Questioning the protesters, he said: “Though the protest is against the PSC administration, the trouble is being created on DU campus instead. It seems that there is an aim to destabilise the campus, as part of an attempt to lead the country into disarray.”

Expressing concern over the attacks at his residence and the proctor’s office, Prof Arefin said: “What was the logic behind attacking the VC’s official residence, where not only the VC, but also his family members reside?”

Asked, Acting Proctor Prof Amzad Ali said the movement was not to press for the end of the quota system, but to create disorder.

“We were sympathetic to their demand, but their activities today [Thursday] indicate that some other forces, maybe from Jamaat-Shibir, have infiltrated their ranks and are working from inside, which is quite unacceptable,” he said.

Amzad on Wednesday had gone to Shahbagh and expressed his solidarity with the movement saying: “Someone will fail after getting 80 marks and someone will pass with 50 marks – this discrimination cannot be allowed to continue.”
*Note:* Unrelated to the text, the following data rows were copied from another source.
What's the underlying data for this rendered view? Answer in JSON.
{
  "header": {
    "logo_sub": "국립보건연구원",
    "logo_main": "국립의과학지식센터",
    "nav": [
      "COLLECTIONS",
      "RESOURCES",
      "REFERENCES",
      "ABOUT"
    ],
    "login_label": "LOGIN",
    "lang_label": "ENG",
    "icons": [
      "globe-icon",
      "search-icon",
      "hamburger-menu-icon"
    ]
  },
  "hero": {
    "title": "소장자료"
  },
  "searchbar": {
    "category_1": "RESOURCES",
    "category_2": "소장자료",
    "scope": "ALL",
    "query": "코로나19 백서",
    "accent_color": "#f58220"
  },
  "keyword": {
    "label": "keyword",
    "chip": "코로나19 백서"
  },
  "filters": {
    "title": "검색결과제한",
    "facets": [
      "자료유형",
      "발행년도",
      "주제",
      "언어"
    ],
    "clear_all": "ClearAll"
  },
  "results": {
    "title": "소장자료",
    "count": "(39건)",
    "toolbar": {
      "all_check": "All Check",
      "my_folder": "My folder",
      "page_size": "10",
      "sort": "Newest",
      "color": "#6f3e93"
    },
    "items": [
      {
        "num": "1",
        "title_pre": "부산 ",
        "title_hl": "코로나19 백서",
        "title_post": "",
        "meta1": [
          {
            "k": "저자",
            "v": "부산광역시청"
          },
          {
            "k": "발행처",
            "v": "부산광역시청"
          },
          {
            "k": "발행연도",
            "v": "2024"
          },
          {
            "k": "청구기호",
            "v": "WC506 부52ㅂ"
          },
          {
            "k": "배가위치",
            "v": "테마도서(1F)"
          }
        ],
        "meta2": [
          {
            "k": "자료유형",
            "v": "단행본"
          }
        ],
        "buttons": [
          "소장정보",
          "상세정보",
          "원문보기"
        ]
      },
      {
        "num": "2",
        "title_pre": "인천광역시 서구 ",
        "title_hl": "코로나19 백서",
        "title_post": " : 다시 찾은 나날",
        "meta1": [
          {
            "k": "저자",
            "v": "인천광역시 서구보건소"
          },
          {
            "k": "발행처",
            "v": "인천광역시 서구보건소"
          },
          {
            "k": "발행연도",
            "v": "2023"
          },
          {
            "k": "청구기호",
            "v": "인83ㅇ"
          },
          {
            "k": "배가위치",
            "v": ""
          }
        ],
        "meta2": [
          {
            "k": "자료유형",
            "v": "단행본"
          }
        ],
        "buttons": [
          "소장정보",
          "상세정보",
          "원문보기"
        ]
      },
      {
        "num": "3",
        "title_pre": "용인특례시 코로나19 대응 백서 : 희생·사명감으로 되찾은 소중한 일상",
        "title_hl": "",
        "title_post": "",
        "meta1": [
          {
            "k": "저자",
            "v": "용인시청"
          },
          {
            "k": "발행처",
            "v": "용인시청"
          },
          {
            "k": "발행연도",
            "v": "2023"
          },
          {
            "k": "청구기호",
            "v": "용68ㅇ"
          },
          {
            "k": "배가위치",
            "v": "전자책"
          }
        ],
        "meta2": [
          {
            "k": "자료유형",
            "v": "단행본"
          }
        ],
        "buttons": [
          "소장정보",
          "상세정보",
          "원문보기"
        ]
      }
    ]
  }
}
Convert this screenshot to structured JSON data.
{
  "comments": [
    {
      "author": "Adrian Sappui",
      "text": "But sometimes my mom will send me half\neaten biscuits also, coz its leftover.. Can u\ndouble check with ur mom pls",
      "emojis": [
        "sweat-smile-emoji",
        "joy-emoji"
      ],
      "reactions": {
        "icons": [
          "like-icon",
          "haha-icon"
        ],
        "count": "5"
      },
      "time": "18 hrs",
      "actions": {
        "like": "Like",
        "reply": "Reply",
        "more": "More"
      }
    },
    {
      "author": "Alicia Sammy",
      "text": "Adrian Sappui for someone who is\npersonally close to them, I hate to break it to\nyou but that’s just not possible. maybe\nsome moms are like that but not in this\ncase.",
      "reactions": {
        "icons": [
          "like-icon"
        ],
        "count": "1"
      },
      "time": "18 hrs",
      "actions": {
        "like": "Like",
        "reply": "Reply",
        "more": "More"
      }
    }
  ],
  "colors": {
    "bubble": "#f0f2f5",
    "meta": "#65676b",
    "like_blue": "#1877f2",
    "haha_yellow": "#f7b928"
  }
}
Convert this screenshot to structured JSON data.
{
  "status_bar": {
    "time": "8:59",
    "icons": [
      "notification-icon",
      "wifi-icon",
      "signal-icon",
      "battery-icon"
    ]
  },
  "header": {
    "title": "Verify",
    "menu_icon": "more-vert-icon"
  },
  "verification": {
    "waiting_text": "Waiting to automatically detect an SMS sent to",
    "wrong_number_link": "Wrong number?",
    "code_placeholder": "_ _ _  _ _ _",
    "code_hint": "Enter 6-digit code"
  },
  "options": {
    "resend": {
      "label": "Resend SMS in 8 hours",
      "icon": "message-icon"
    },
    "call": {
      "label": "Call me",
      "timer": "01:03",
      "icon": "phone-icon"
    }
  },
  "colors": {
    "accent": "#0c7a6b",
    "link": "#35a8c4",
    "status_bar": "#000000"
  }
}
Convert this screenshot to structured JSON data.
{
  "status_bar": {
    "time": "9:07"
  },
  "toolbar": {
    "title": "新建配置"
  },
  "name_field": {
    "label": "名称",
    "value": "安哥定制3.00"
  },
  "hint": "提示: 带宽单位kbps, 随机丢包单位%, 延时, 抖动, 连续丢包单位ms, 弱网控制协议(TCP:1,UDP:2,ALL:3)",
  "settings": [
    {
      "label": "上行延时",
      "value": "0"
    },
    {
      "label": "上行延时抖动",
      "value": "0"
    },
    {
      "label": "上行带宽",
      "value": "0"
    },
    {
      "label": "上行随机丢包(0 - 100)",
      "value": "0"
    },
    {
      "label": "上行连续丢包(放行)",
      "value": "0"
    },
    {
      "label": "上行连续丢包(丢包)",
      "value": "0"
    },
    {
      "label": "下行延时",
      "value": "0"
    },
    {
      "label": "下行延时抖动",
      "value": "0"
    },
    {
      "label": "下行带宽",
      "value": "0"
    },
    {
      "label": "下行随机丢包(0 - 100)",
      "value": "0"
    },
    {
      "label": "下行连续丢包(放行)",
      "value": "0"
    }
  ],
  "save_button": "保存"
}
He also blamed some “overenthusiastic people at the PSC administration” for putting the government in trouble.

Police version

Sarder Maruf Hassan, DMP deputy commissioner of Ramna division, said they had to go into action to free up the road, with the view to ease public suffering and bring the situation under control.

“We charged with batons and used some tear gas canisters, but no bullets,” the DC said, adding: “Some of the policemen also suffered injuries in the attack by the demonstrators.”

Asked about the attacks by the Chhatra League cadres, he said he was not aware of any such incidents.

He also acknowledged that nine protesters had been detained by police.